Senior Ryan Merriwether will be playing softball at the University of Maryland Eastern Shore next year. Her college coach, Karla Powell had this to say about Merriwether: “Ryan comes from the LA area where her bat is well known. She has a very smooth and quiet swing and her quickness and athleticism makes her a dominant corner.”
Photo by George Laase

The 2020 Culver City seniors are Analya Mitchell, Ashley Baizer, Daisy Estavil, Gabby Guerrero, Lailah Bell, Michelle Franco, Nancy Navarro, Ryan Merriwether and Sophie Little.

The Culver City softball program has a long history of success that was started by John Sargent, and Dobbs realizes the she is responsible to carry on the tradition that Sargent started. “I think the reason why we have continued to be successful is the girls knew that they wanted to be the best.

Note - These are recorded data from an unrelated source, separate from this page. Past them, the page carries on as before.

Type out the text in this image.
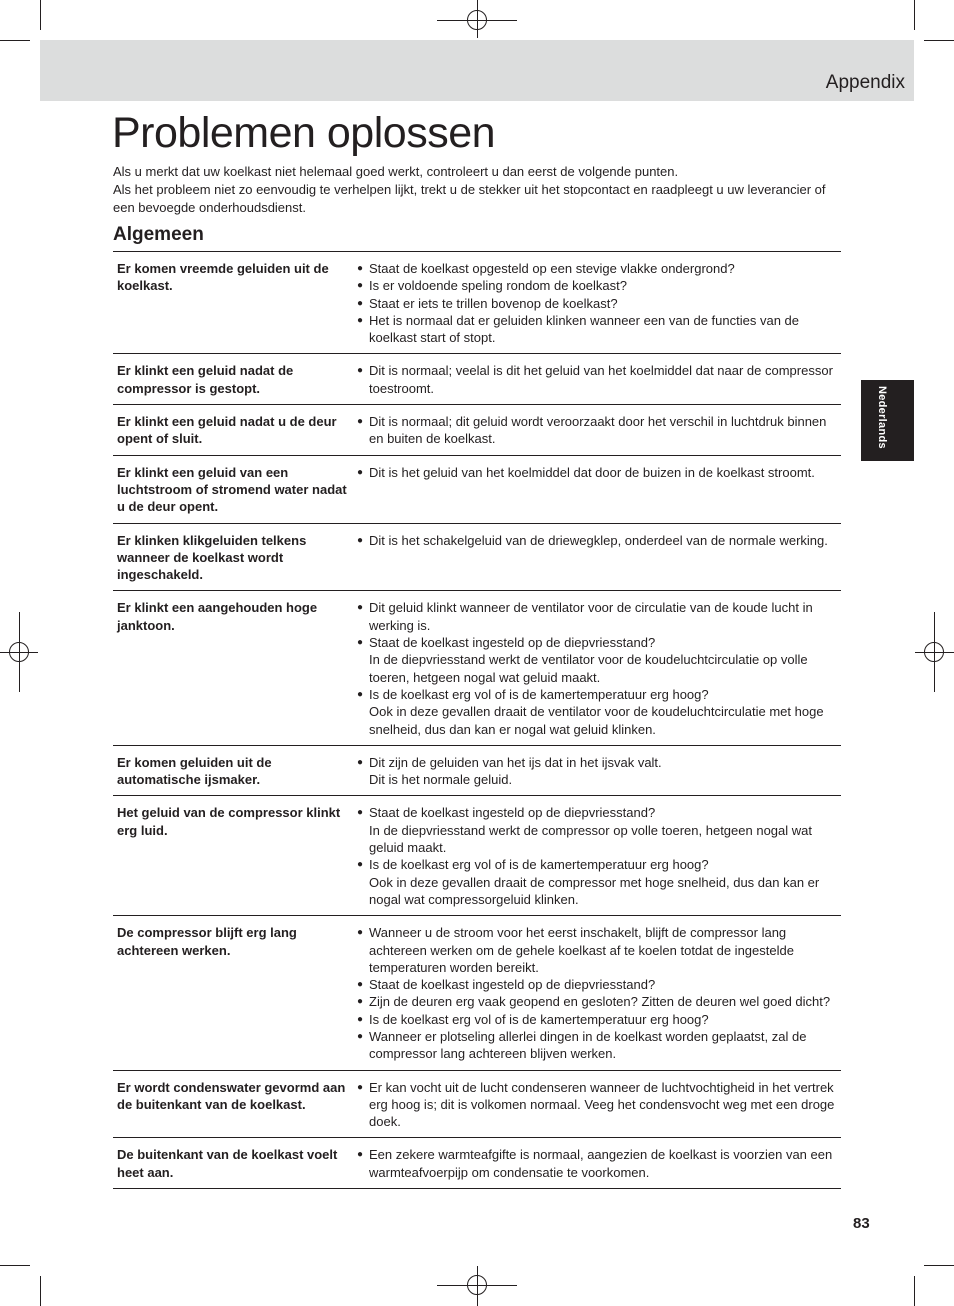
Appendix
Problemen oplossen

Als u merkt dat uw koelkast niet helemaal goed werkt, controleert u dan eerst de volgende punten.

Als het probleem niet zo eenvoudig te verhelpen lijkt, trekt u de stekker uit het stopcontact en raadpleegt u uw leverancier of een bevoegde onderhoudsdienst.

Algemeen
Er komen vreemde geluiden uit de koelkast.
● Staat de koelkast opgesteld op een stevige vlakke ondergrond?
● Is er voldoende speling rondom de koelkast?
● Staat er iets te trillen bovenop de koelkast?
● Het is normaal dat er geluiden klinken wanneer een van de functies van de koelkast start of stopt.
Er klinkt een geluid nadat de compressor is gestopt.
● Dit is normaal; veelal is dit het geluid van het koelmiddel dat naar de compressor toestroomt.
Er klinkt een geluid nadat u de deur opent of sluit.
● Dit is normaal; dit geluid wordt veroorzaakt door het verschil in luchtdruk binnen en buiten de koelkast.
Er klinkt een geluid van een luchtstroom of stromend water nadat u de deur opent.
● Dit is het geluid van het koelmiddel dat door de buizen in de koelkast stroomt.
Er klinken klikgeluiden telkens wanneer de koelkast wordt ingeschakeld.
● Dit is het schakelgeluid van de driewegklep, onderdeel van de normale werking.
Er klinkt een aangehouden hoge janktoon.
● Dit geluid klinkt wanneer de ventilator voor de circulatie van de koude lucht in werking is.
● Staat de koelkast ingesteld op de diepvriesstand?
In de diepvriesstand werkt de ventilator voor de koudeluchtcirculatie op volle toeren, hetgeen nogal wat geluid maakt.
● Is de koelkast erg vol of is de kamertemperatuur erg hoog?
Ook in deze gevallen draait de ventilator voor de koudeluchtcirculatie met hoge snelheid, dus dan kan er nogal wat geluid klinken.
Er komen geluiden uit de automatische ijsmaker.
● Dit zijn de geluiden van het ijs dat in het ijsvak valt.
Dit is het normale geluid.
Het geluid van de compressor klinkt erg luid.
● Staat de koelkast ingesteld op de diepvriesstand?
In de diepvriesstand werkt de compressor op volle toeren, hetgeen nogal wat geluid maakt.
● Is de koelkast erg vol of is de kamertemperatuur erg hoog?
Ook in deze gevallen draait de compressor met hoge snelheid, dus dan kan er nogal wat compressorgeluid klinken.
De compressor blijft erg lang achtereen werken.
● Wanneer u de stroom voor het eerst inschakelt, blijft de compressor lang achtereen werken om de gehele koelkast af te koelen totdat de ingestelde temperaturen worden bereikt.
● Staat de koelkast ingesteld op de diepvriesstand?
● Zijn de deuren erg vaak geopend en gesloten? Zitten de deuren wel goed dicht?
● Is de koelkast erg vol of is de kamertemperatuur erg hoog?
● Wanneer er plotseling allerlei dingen in de koelkast worden geplaatst, zal de compressor lang achtereen blijven werken.
Er wordt condenswater gevormd aan de buitenkant van de koelkast.
● Er kan vocht uit de lucht condenseren wanneer de luchtvochtigheid in het vertrek erg hoog is; dit is volkomen normaal. Veeg het condensvocht weg met een droge doek.
De buitenkant van de koelkast voelt heet aan.
● Een zekere warmteafgifte is normaal, aangezien de koelkast is voorzien van een warmteafvoerpijp om condensatie te voorkomen.
Nederlands
83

They wanted to work hard. I told them if they worked hard, they were going to be successful in softball and in life.”

The two years between Sargent and Dobbs the head coach was Javier Gabby Chacon. Dobbs assistant is Vincent Guerrero. “I was lucky to come to Culver City four years ago,” said Dobbs.

Dobbs will miss the seniors, but she said they are moving on to bigger and better things. “They created a culture four years ago. I believe the legacy that they are leaving will be continued at Culver City because of this senior class.”